The consequences of non-compliance with s.247 are not expressly prescribed. It is possible that non-compliance amounts to an offence under s.204 of the Criminal Code which provides that:
"Any person who without lawful excuse . . . omits to do any act which he is, by the provisions of any (public) statute required to do, is guilty of a misdemeanour, unless some mode of proceeding against him for such disobedience is expressly provided by statute, and is intended to be exclusive of all other punishment."
Breach of that section carries a maximum penalty of imprisonment for one year. There is no general penalty provision in the Local Government Act 1993, but it is also possible that a breach of s.247 itself amounts to an offence under s.326 which penalises the giving of documents under chapter 6 containing information that the person knows is incomplete in a material particular. However I do not favour the view that either of those consequences ensue. Reading ss.247 and 250 together it is reasonable to think that before a person may be regarded as "endorsed by a political party" for the purposes of the Act, that fact must be included in the nomination form.
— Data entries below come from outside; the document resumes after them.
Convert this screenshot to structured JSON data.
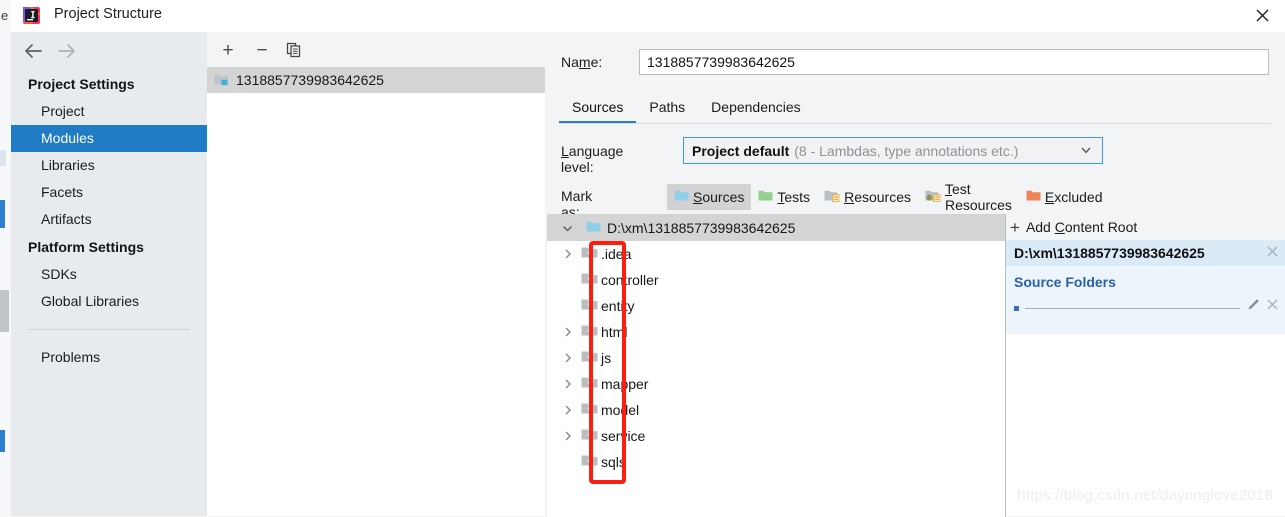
{
  "window": {
    "title": "Project Structure",
    "app_icon": "intellij-idea-icon",
    "close_label": "✕"
  },
  "nav": {
    "back_icon": "arrow-left-icon",
    "forward_icon": "arrow-right-icon",
    "groups": [
      {
        "title": "Project Settings",
        "items": [
          {
            "label": "Project",
            "selected": false
          },
          {
            "label": "Modules",
            "selected": true
          },
          {
            "label": "Libraries",
            "selected": false
          },
          {
            "label": "Facets",
            "selected": false
          },
          {
            "label": "Artifacts",
            "selected": false
          }
        ]
      },
      {
        "title": "Platform Settings",
        "items": [
          {
            "label": "SDKs",
            "selected": false
          },
          {
            "label": "Global Libraries",
            "selected": false
          }
        ]
      }
    ],
    "extra": [
      {
        "label": "Problems",
        "selected": false
      }
    ]
  },
  "module_list": {
    "toolbar": {
      "add_label": "+",
      "remove_label": "−",
      "copy_icon": "copy-icon"
    },
    "rows": [
      {
        "label": "1318857739983642625",
        "icon": "module-folder-icon",
        "selected": true
      }
    ]
  },
  "detail": {
    "name_label": "Na",
    "name_label_mnemonic": "m",
    "name_label_rest": "e:",
    "name_value": "1318857739983642625",
    "tabs": [
      {
        "label": "Sources",
        "active": true
      },
      {
        "label": "Paths",
        "active": false
      },
      {
        "label": "Dependencies",
        "active": false
      }
    ],
    "language_level": {
      "label_mnemonic": "L",
      "label_rest": "anguage level:",
      "selected": "Project default",
      "hint": "(8 - Lambdas, type annotations etc.)",
      "chevron_icon": "chevron-down-icon"
    },
    "mark_as": {
      "label": "Mark as:",
      "buttons": [
        {
          "pre": "",
          "mn": "S",
          "post": "ources",
          "icon": "sources-folder-icon",
          "pressed": true
        },
        {
          "pre": "",
          "mn": "T",
          "post": "ests",
          "icon": "tests-folder-icon",
          "pressed": false
        },
        {
          "pre": "",
          "mn": "R",
          "post": "esources",
          "icon": "resources-folder-icon",
          "pressed": false
        },
        {
          "pre": "",
          "mn": "T",
          "post": "est Resources",
          "icon": "test-resources-folder-icon",
          "pressed": false
        },
        {
          "pre": "",
          "mn": "E",
          "post": "xcluded",
          "icon": "excluded-folder-icon",
          "pressed": false
        }
      ]
    },
    "tree": {
      "root": {
        "label": "D:\\xm\\1318857739983642625",
        "expanded": true,
        "icon": "content-root-folder-icon",
        "twisty_icon": "chevron-down-icon"
      },
      "rows": [
        {
          "label": ".idea",
          "has_twisty": true,
          "icon": "folder-icon"
        },
        {
          "label": "controller",
          "has_twisty": false,
          "icon": "folder-icon"
        },
        {
          "label": "entity",
          "has_twisty": false,
          "icon": "folder-icon"
        },
        {
          "label": "html",
          "has_twisty": true,
          "icon": "folder-icon"
        },
        {
          "label": "js",
          "has_twisty": true,
          "icon": "folder-icon"
        },
        {
          "label": "mapper",
          "has_twisty": true,
          "icon": "folder-icon"
        },
        {
          "label": "model",
          "has_twisty": true,
          "icon": "folder-icon"
        },
        {
          "label": "service",
          "has_twisty": true,
          "icon": "folder-icon"
        },
        {
          "label": "sqls",
          "has_twisty": false,
          "icon": "folder-icon"
        }
      ]
    },
    "content_root": {
      "add_pre": "Add ",
      "add_mn": "C",
      "add_post": "ontent Root",
      "add_icon": "plus-icon",
      "path": "D:\\xm\\1318857739983642625",
      "remove_icon": "close-icon",
      "source_folders_title": "Source Folders",
      "source_folder_rows": [
        {
          "value": "",
          "edit_icon": "pencil-icon",
          "remove_icon": "close-icon"
        }
      ]
    }
  },
  "annotation": {
    "highlight_color": "#fc1f0d"
  },
  "watermark": {
    "text": "https://blog.csdn.net/dayonglove2018"
  }
}
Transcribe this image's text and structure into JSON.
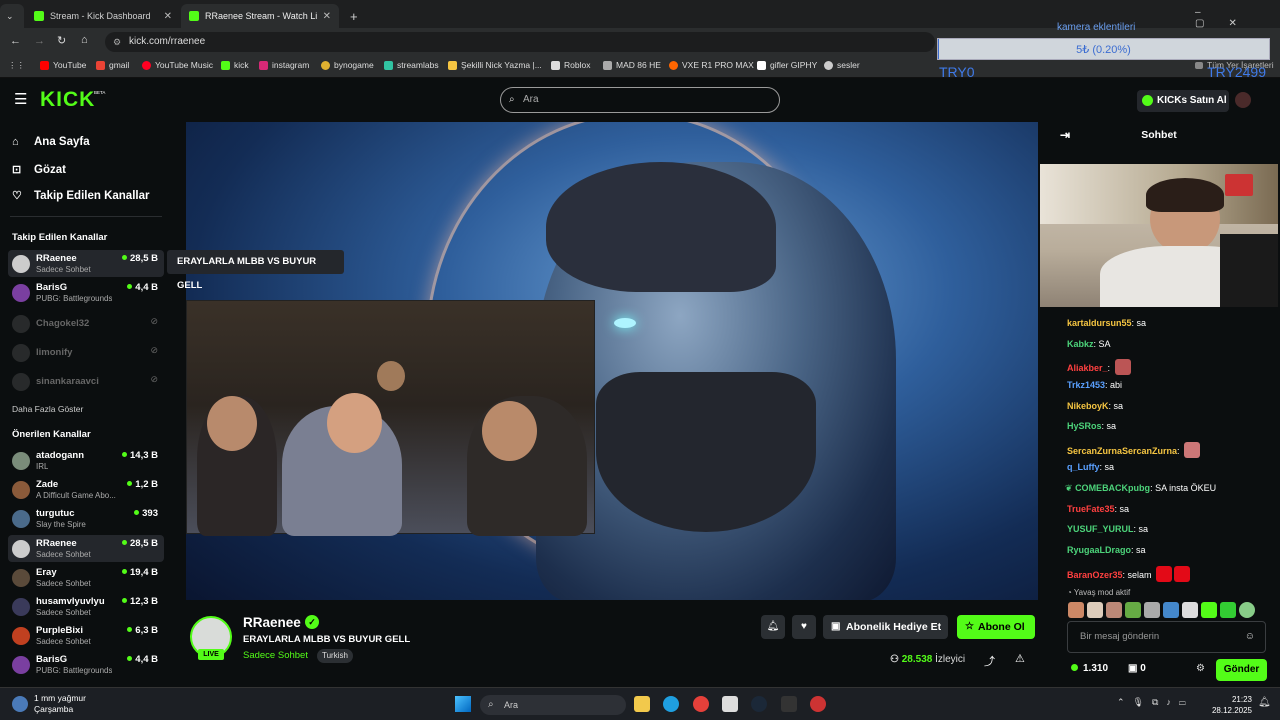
{
  "browser": {
    "tabs": [
      {
        "label": "Stream - Kick Dashboard"
      },
      {
        "label": "RRaenee Stream - Watch Li"
      }
    ],
    "new_tab": "+",
    "url": "kick.com/rraenee",
    "bookmarks": [
      "YouTube",
      "gmail",
      "YouTube Music",
      "kick",
      "instagram",
      "bynogame",
      "streamlabs",
      "Şekilli Nick Yazma |...",
      "Roblox",
      "MAD 86 HE",
      "VXE R1 PRO MAX",
      "gifler GIPHY",
      "sesler"
    ],
    "all_bookmarks": "Tüm Yer İşaretleri"
  },
  "overlay": {
    "title": "kamera eklentileri",
    "value": "5₺ (0.20%)",
    "min_label": "TRY0",
    "max_label": "TRY2499",
    "progress_percent": 0.2
  },
  "header": {
    "logo": "KICK",
    "logo_beta": "BETA",
    "search_placeholder": "Ara",
    "buy_kicks": "KICKs Satın Al"
  },
  "sidebar": {
    "nav": [
      {
        "label": "Ana Sayfa",
        "icon": "home-icon"
      },
      {
        "label": "Gözat",
        "icon": "compass-icon"
      },
      {
        "label": "Takip Edilen Kanallar",
        "icon": "heart-icon"
      }
    ],
    "followed_title": "Takip Edilen Kanallar",
    "followed": [
      {
        "name": "RRaenee",
        "category": "Sadece Sohbet",
        "viewers": "28,5 B"
      },
      {
        "name": "BarisG",
        "category": "PUBG: Battlegrounds",
        "viewers": "4,4 B"
      },
      {
        "name": "Chagokel32",
        "category": "",
        "viewers": ""
      },
      {
        "name": "limonify",
        "category": "",
        "viewers": ""
      },
      {
        "name": "sinankaraavci",
        "category": "",
        "viewers": ""
      }
    ],
    "show_more": "Daha Fazla Göster",
    "recommended_title": "Önerilen Kanallar",
    "recommended": [
      {
        "name": "atadogann",
        "category": "IRL",
        "viewers": "14,3 B"
      },
      {
        "name": "Zade",
        "category": "A Difficult Game Abo...",
        "viewers": "1,2 B"
      },
      {
        "name": "turgutuc",
        "category": "Slay the Spire",
        "viewers": "393"
      },
      {
        "name": "RRaenee",
        "category": "Sadece Sohbet",
        "viewers": "28,5 B"
      },
      {
        "name": "Eray",
        "category": "Sadece Sohbet",
        "viewers": "19,4 B"
      },
      {
        "name": "husamvlyuvlyu",
        "category": "Sadece Sohbet",
        "viewers": "12,3 B"
      },
      {
        "name": "PurpleBixi",
        "category": "Sadece Sohbet",
        "viewers": "6,3 B"
      },
      {
        "name": "BarisG",
        "category": "PUBG: Battlegrounds",
        "viewers": "4,4 B"
      }
    ],
    "tooltip": "ERAYLARLA MLBB VS BUYUR GELL"
  },
  "stream": {
    "channel": "RRaenee",
    "title": "ERAYLARLA MLBB VS BUYUR GELL",
    "category": "Sadece Sohbet",
    "tag": "Turkish",
    "live": "LIVE",
    "gift_label": "Abonelik Hediye Et",
    "subscribe_label": "Abone Ol",
    "viewers": "28.538",
    "viewers_label": "İzleyici"
  },
  "chat": {
    "title": "Sohbet",
    "messages": [
      {
        "user": "kartaldursun55",
        "text": "sa",
        "color": "#f5c542"
      },
      {
        "user": "Kabkz",
        "text": "SA",
        "color": "#4cd37a"
      },
      {
        "user": "Aliakber_",
        "text": "",
        "color": "#ff4040"
      },
      {
        "user": "Trkz1453",
        "text": "abi",
        "color": "#5aa0ff"
      },
      {
        "user": "NikeboyK",
        "text": "sa",
        "color": "#f5c542"
      },
      {
        "user": "HySRos",
        "text": "sa",
        "color": "#4cd37a"
      },
      {
        "user": "SercanZurnaSercanZurna",
        "text": "",
        "color": "#f5c542"
      },
      {
        "user": "q_Luffy",
        "text": "sa",
        "color": "#5aa0ff"
      },
      {
        "user": "COMEBACKpubg",
        "text": "SA insta ÖKEU",
        "color": "#4cd37a"
      },
      {
        "user": "TrueFate35",
        "text": "sa",
        "color": "#ff4040"
      },
      {
        "user": "YUSUF_YURUL",
        "text": "sa",
        "color": "#4cd37a"
      },
      {
        "user": "RyugaaLDrago",
        "text": "sa",
        "color": "#4cd37a"
      },
      {
        "user": "BaranOzer35",
        "text": "selam",
        "color": "#ff4040"
      }
    ],
    "slow_mode": "Yavaş mod aktif",
    "input_placeholder": "Bir mesaj gönderin",
    "kicks_balance": "1.310",
    "gifts_count": "0",
    "send_label": "Gönder"
  },
  "taskbar": {
    "weather_temp": "1 mm yağmur",
    "weather_day": "Çarşamba",
    "search_placeholder": "Ara",
    "time": "21:23",
    "date": "28.12.2025"
  },
  "colors": {
    "accent": "#53fc18",
    "background": "#0b0e0f"
  }
}
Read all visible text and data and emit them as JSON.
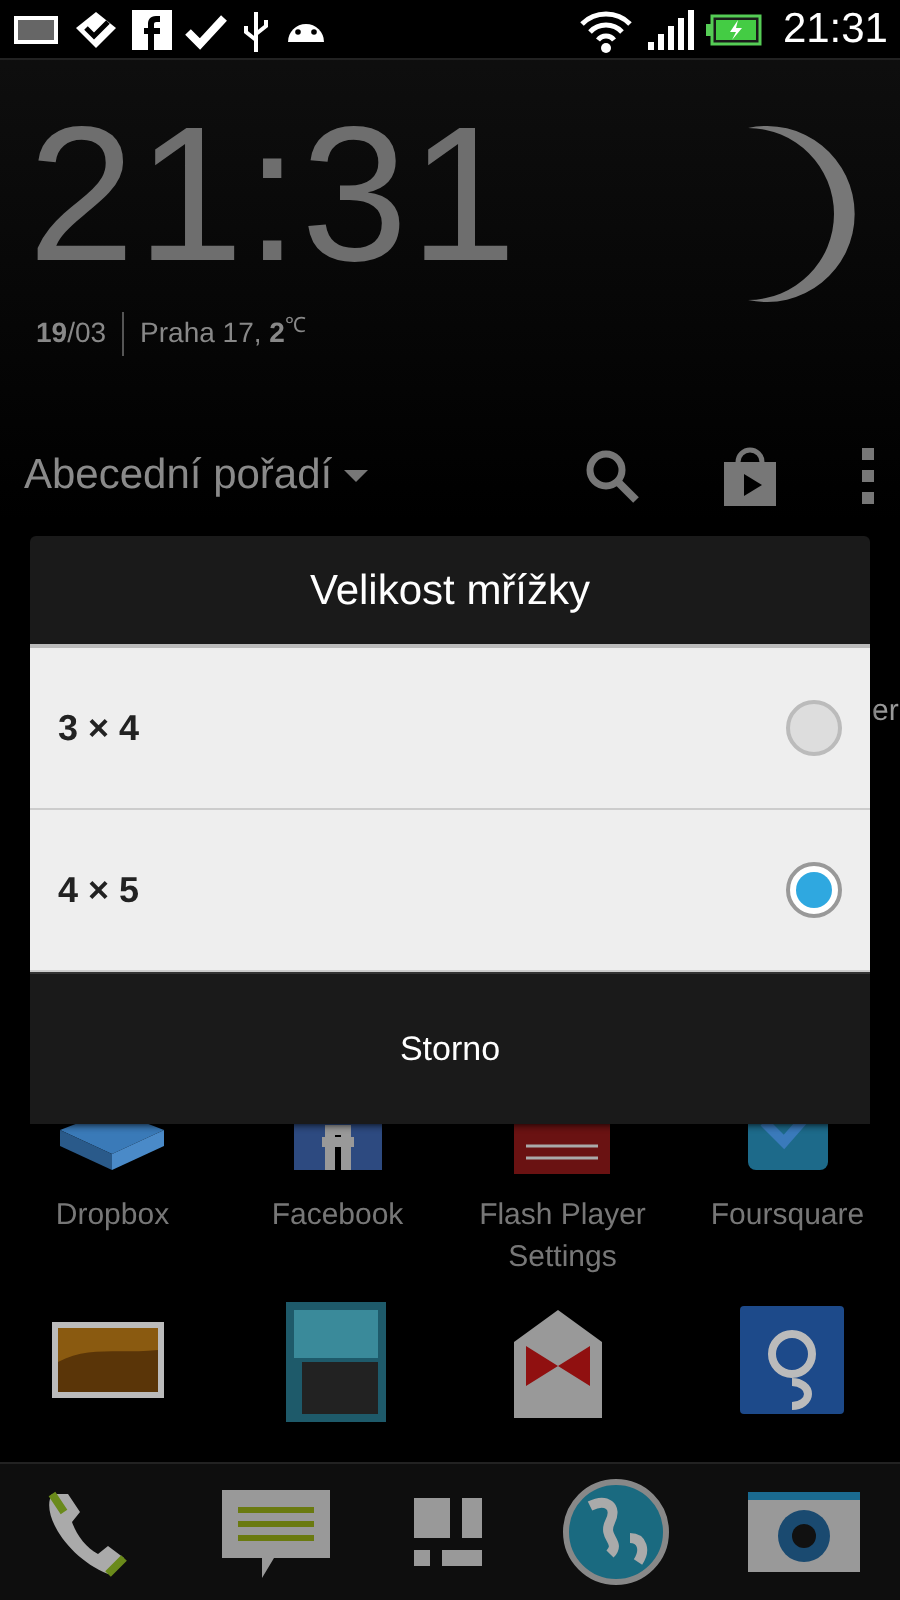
{
  "status_bar": {
    "time": "21:31"
  },
  "clock": {
    "time": "21:31",
    "date": "**19**/03",
    "weather": "Praha 17, **2**$^{℃}$"
  },
  "action_bar": {
    "sort_label": "Abecední pořadí"
  },
  "hidden_label_fragment": "er",
  "apps": [
    {
      "label": "Dropbox"
    },
    {
      "label": "Facebook"
    },
    {
      "label": "Flash Player Settings"
    },
    {
      "label": "Foursquare"
    }
  ],
  "dialog": {
    "title": "Velikost mřížky",
    "options": [
      {
        "label": "3 × 4",
        "selected": false
      },
      {
        "label": "4 × 5",
        "selected": true
      }
    ],
    "cancel": "Storno"
  }
}
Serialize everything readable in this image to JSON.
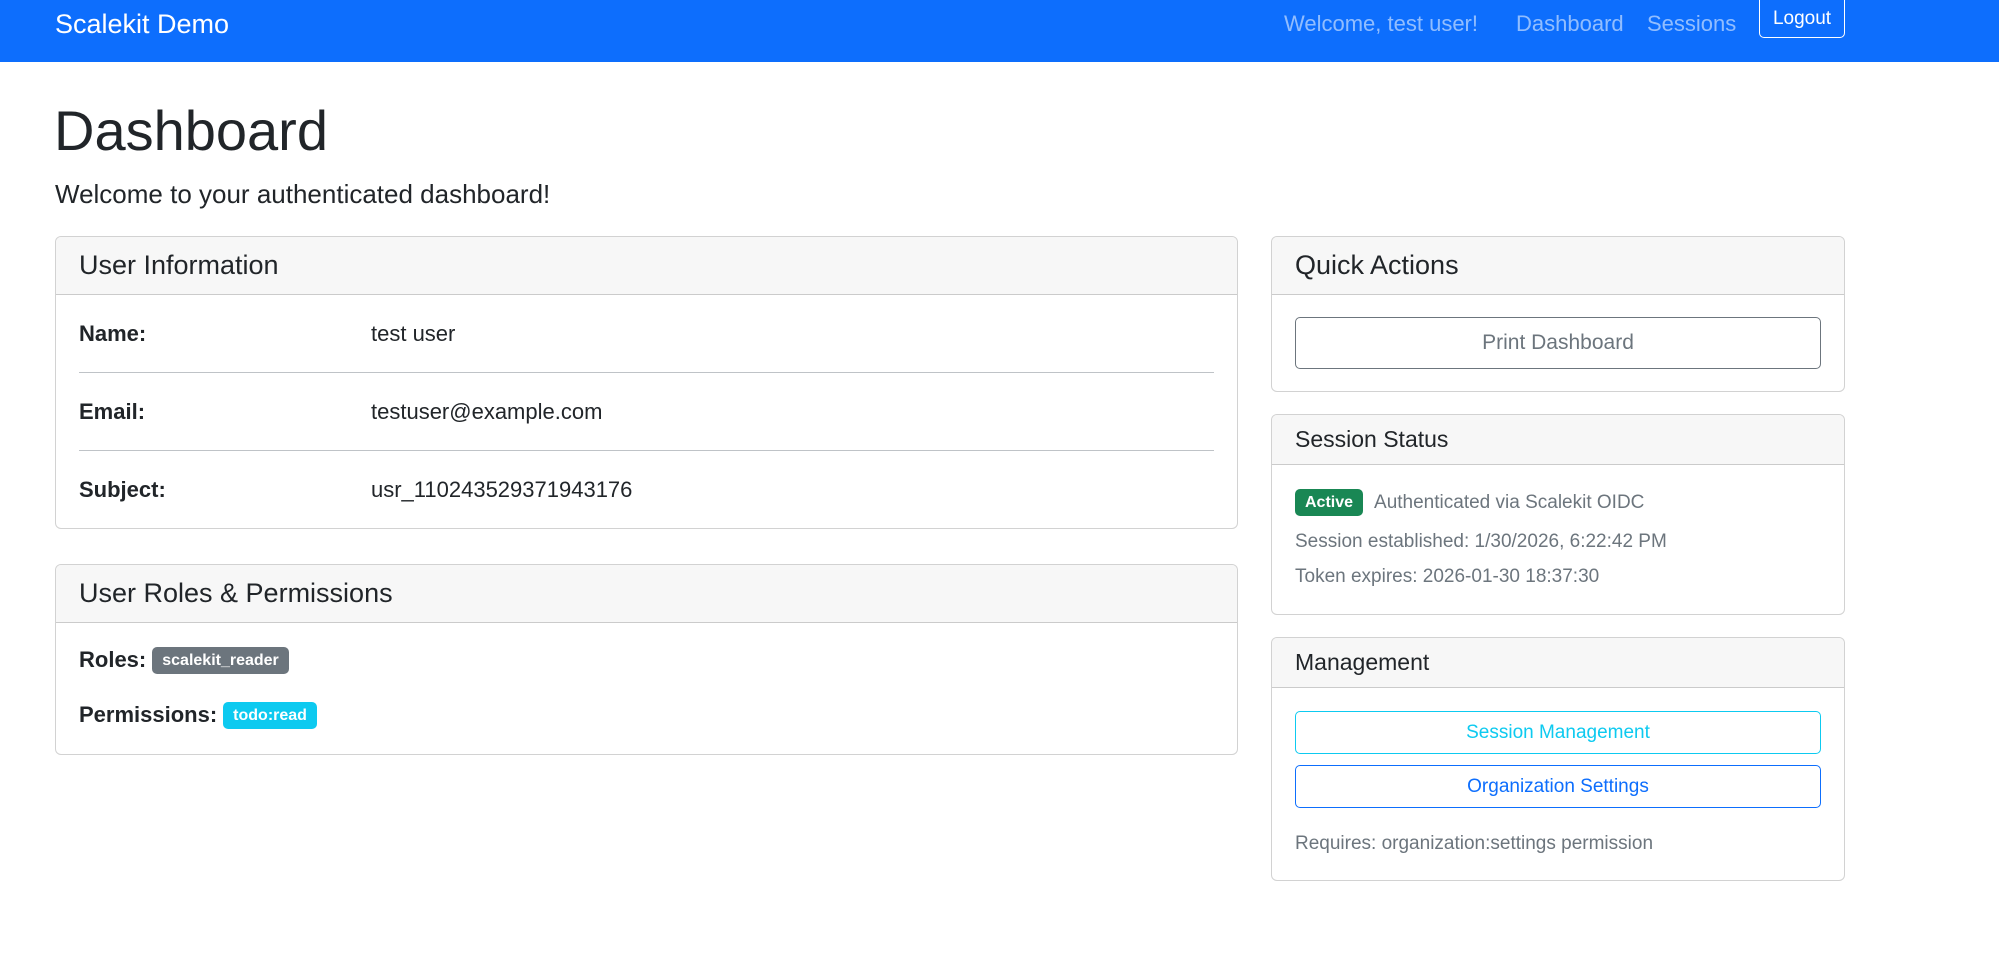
{
  "navbar": {
    "brand": "Scalekit Demo",
    "welcome": "Welcome, test user!",
    "links": {
      "dashboard": "Dashboard",
      "sessions": "Sessions"
    },
    "logout": "Logout"
  },
  "page": {
    "title": "Dashboard",
    "subtitle": "Welcome to your authenticated dashboard!"
  },
  "user_info": {
    "header": "User Information",
    "rows": [
      {
        "label": "Name:",
        "value": "test user"
      },
      {
        "label": "Email:",
        "value": "testuser@example.com"
      },
      {
        "label": "Subject:",
        "value": "usr_110243529371943176"
      }
    ]
  },
  "roles": {
    "header": "User Roles & Permissions",
    "roles_label": "Roles:",
    "roles": [
      "scalekit_reader"
    ],
    "permissions_label": "Permissions:",
    "permissions": [
      "todo:read"
    ]
  },
  "quick_actions": {
    "header": "Quick Actions",
    "print_button": "Print Dashboard"
  },
  "session_status": {
    "header": "Session Status",
    "badge": "Active",
    "auth_text": "Authenticated via Scalekit OIDC",
    "established": "Session established: 1/30/2026, 6:22:42 PM",
    "expires": "Token expires: 2026-01-30 18:37:30"
  },
  "management": {
    "header": "Management",
    "session_button": "Session Management",
    "org_button": "Organization Settings",
    "note": "Requires: organization:settings permission"
  },
  "colors": {
    "primary": "#0d6efd",
    "info": "#0dcaf0",
    "secondary": "#6c757d",
    "success": "#198754"
  }
}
Such a fact would always be included if a candidate chose the stream offered by s.250(1)(a).It seems to me that a failure by a person to comply with s.247 simply precludes that person from obtaining whatever consequences or benefits that would otherwise flow from compliance with the section.
Counsel for the applicant pointed out that s.202(3)(b) is disjunctive and that an endorsed candidate may be nominated either by the party or by citizens. In support of this reference was made to s.271(2)(f). That section deals with the requirements of ballot papers and it prescribes that if a candidate endorsed by a political party was nominated under s.250(1)(a) the ballot paper must have the name of the political party printed adjacent to the candidate's name. It is difficult to think that ballot papers should or could have the relevant political party printed opposite the candidate's name in any other situation. Certainly s.271(2)(f) contemplates the possibility that a candidate may choose to nominate other than under s.250(1)(a), but of course if the candidate proceeds under s.250(1)(b), he or she loses the benefit of the party's endorsement being revealed in the ballot paper. Indeed, the central submission of counsel for the respondent is that when a candidate elects to have a nomination go forward under s.250(1)(b), two potential disadvantages result: (1) there will no party endorsement in the ballot paper; and (2) he cannot be regarded as a candidate endorsed by a political party if a vacancy occurs and a new councillor is to be appointed under s.202(3). So read, the Act permits two streams of nomination, but different consequences follow according to which is chosen.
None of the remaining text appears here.